Now we see that contracting cargo insurance is essential to compensate for the shortfall from carriers, so let’s look at who, between the shipper and the consignee, should take insurance. Firstly, the insured party must have an insurable interest in the cargo, i.e., someone who will suffer a loss if it is damaged or destroyed or who will benefit from the safe arrival of the cargo.
For example, a Canadian shipper selling under the ExWorks Incoterm makes the merchandise available at his loading dock and has no responsibility beyond. He therefore cannot contract cargo insurance, only the buyer can.
This leads us to address the relationship between Incoterms and cargo insurance. The seller is responsible for cargo insurance under the CIF and CIP Incoterms (but the insurance must be in the buyer’s name, as the goods travel at his risk). So in these two instances, the seller pays both freight and insurance premium. With the other Incoterms (EXW, FCA, FAS, FOB, CFR, CPT, DAT, DAP and DDP) insurance is left open and neither the seller, nor the buyer, has insurance obligations. A prudent trader should take insurance based on when the risks are on his shoulders, according to the Incoterm.
Another consideration is terms of payment: if a seller gets paid in advance, he may not worry about cargo loss but he may worry if he gets paid after delivery, even if goods travel at the buyer’s risk. These decisions require careful analysis, based on commodity, transport mode and country of destination. From the buyer’s point of view, the same factors come into play, in reverse.
Types of insurance
So cargo insurance covers the seller/ or the buyer in the event of loss or damage to their goods during the voyage. We will look at the types of cargo insurance available and their main features. Until 2009, the standard clause choices were “All Risks”, “With Average” and “Free of Particular Average”—together called the “American Cargo Clauses”.

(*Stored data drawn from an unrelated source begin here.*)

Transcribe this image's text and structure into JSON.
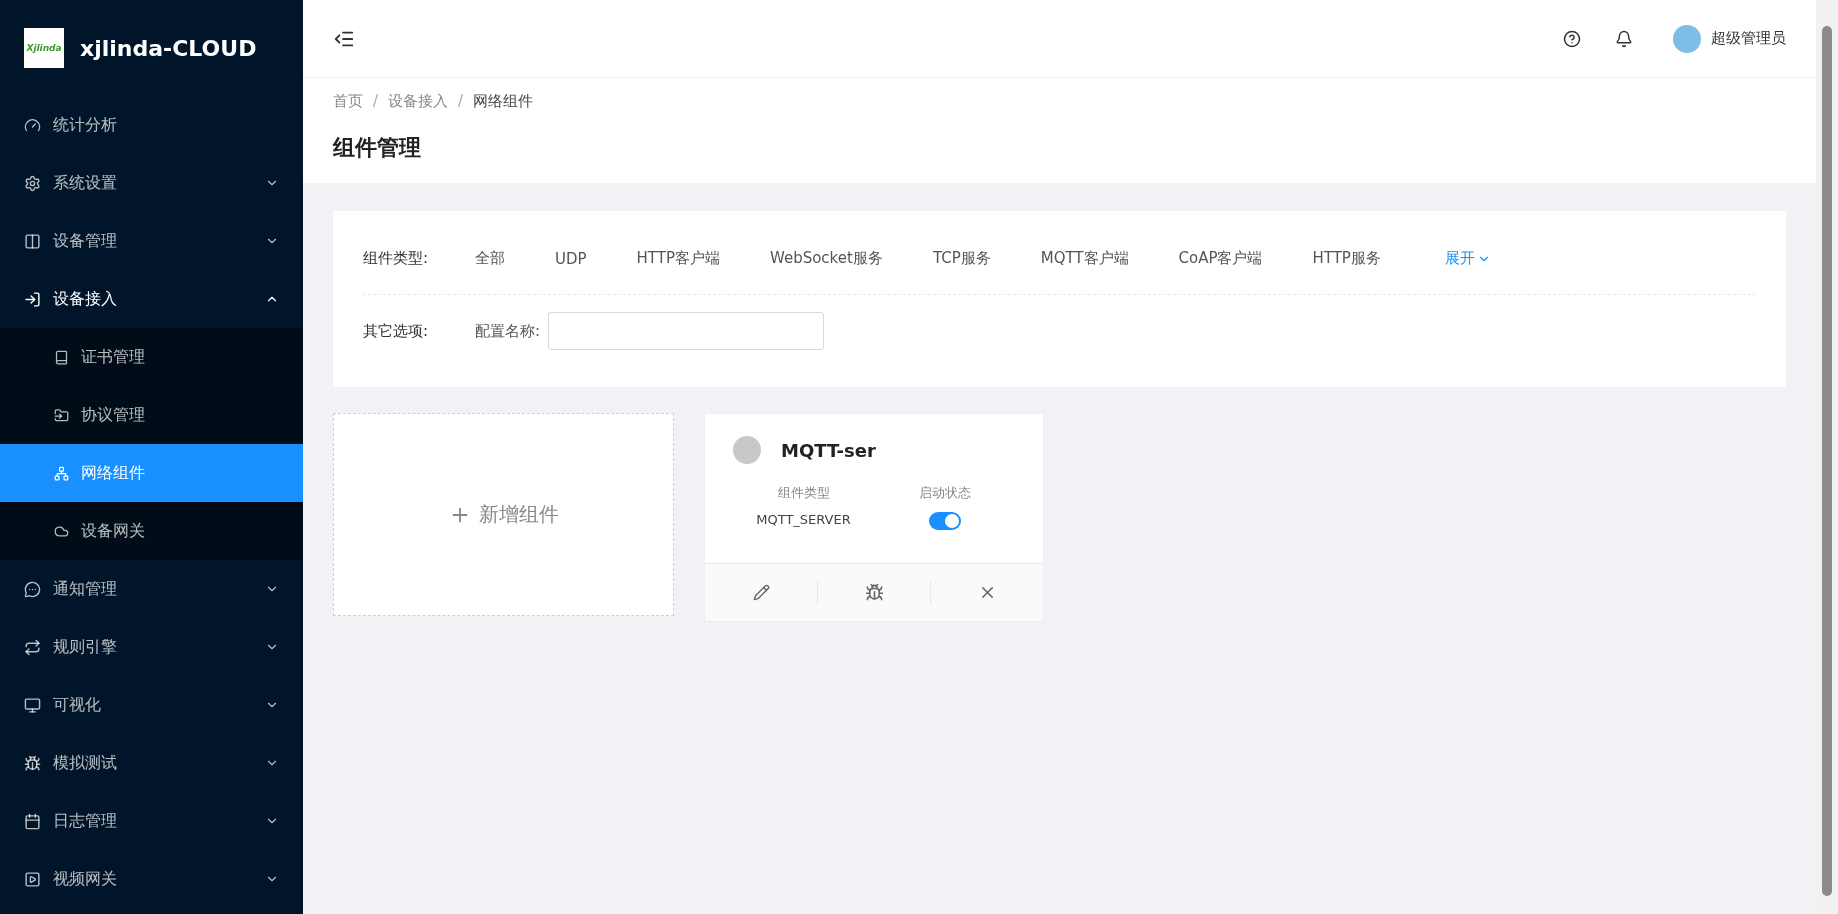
{
  "brand": {
    "logo": "Xjlinda",
    "name": "xjlinda-CLOUD"
  },
  "menu": [
    {
      "label": "统计分析",
      "kind": "link"
    },
    {
      "label": "系统设置",
      "kind": "submenu",
      "expanded": false
    },
    {
      "label": "设备管理",
      "kind": "submenu",
      "expanded": false
    },
    {
      "label": "设备接入",
      "kind": "submenu",
      "expanded": true,
      "children": [
        {
          "label": "证书管理",
          "selected": false
        },
        {
          "label": "协议管理",
          "selected": false
        },
        {
          "label": "网络组件",
          "selected": true
        },
        {
          "label": "设备网关",
          "selected": false
        }
      ]
    },
    {
      "label": "通知管理",
      "kind": "submenu",
      "expanded": false
    },
    {
      "label": "规则引擎",
      "kind": "submenu",
      "expanded": false
    },
    {
      "label": "可视化",
      "kind": "submenu",
      "expanded": false
    },
    {
      "label": "模拟测试",
      "kind": "submenu",
      "expanded": false
    },
    {
      "label": "日志管理",
      "kind": "submenu",
      "expanded": false
    },
    {
      "label": "视频网关",
      "kind": "submenu",
      "expanded": false
    }
  ],
  "header": {
    "user": "超级管理员"
  },
  "breadcrumb": [
    {
      "label": "首页"
    },
    {
      "separator": "/",
      "label": "设备接入"
    },
    {
      "separator": "/",
      "label": "网络组件"
    }
  ],
  "page_title": "组件管理",
  "filter": {
    "type_label": "组件类型:",
    "types": [
      "全部",
      "UDP",
      "HTTP客户端",
      "WebSocket服务",
      "TCP服务",
      "MQTT客户端",
      "CoAP客户端",
      "HTTP服务"
    ],
    "expand": "展开",
    "other_label": "其它选项:",
    "name_label": "配置名称:"
  },
  "add_card": "新增组件",
  "components": [
    {
      "name": "MQTT-ser",
      "color": "#c8c8c8",
      "type_label": "组件类型",
      "type": "MQTT_SERVER",
      "state_label": "启动状态",
      "on": true
    }
  ]
}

They have since been replaced by the “Institute Cargo Clauses” (ICC) A, B and C, drafted in London. ICC A is the most comprehensive, most expensive coverage, B provides less coverage while C, covering against total loss only, is the cheapest. Whether you use ICC A, B or C, the coverage is warehouse to warehouse, except for some cargoes and some destinations, where the insurance underwriter may limit the coverage up to the port or the airport.
This depends on the nature of the cargo and the local conditions at destination but some countries also have restrictive laws, making it compulsory for importers to contract insurance locally. Algeria and Iran have such restrictions and there are a few dozen countries with similar restrictions, mainly in the developing world.
Aside from these country limitations, cargo insurance generally provides coverage from commencement of transit at the point of origin until it is delivered to the warehouse or “door” at destination. Some additional risks we want covered and not part of the ICC A, B or C are customarily added by endorsement: War Risks and Strikes, Riots and Civil Commotion clauses.
Some of the factors that influence pricing are the customer’s prior claim experience, the nature of the cargo and packaging, values, modes of transport and origins/destinations. Having an open cargo insurance policy is a good way to enjoy favourable rates and the peace of mind of continuous coverage, as the inadvertent failure to report a shipment does not usually void coverage, such shipments being held covered, subject to the policy conditions.
Like auto or home insurance, cargo insurance works with deductibles: the higher the deductible, the lower the rate. Limits apply as well on the maximum insurable value per conveyance.
What cannot be covered with cargo insurance is consequential damages, loss of profit caused by shipment delays, inherent vice or improper packaging.
Insured value is determined by adding the costs of packaging, freight and the insurance premium to the transactional value of the goods, then add 10 percent to cover administrative costs. This is expressed as 110 percent of the CIF/CIP value. We can insure more than 110 percent with the consent of underwriter.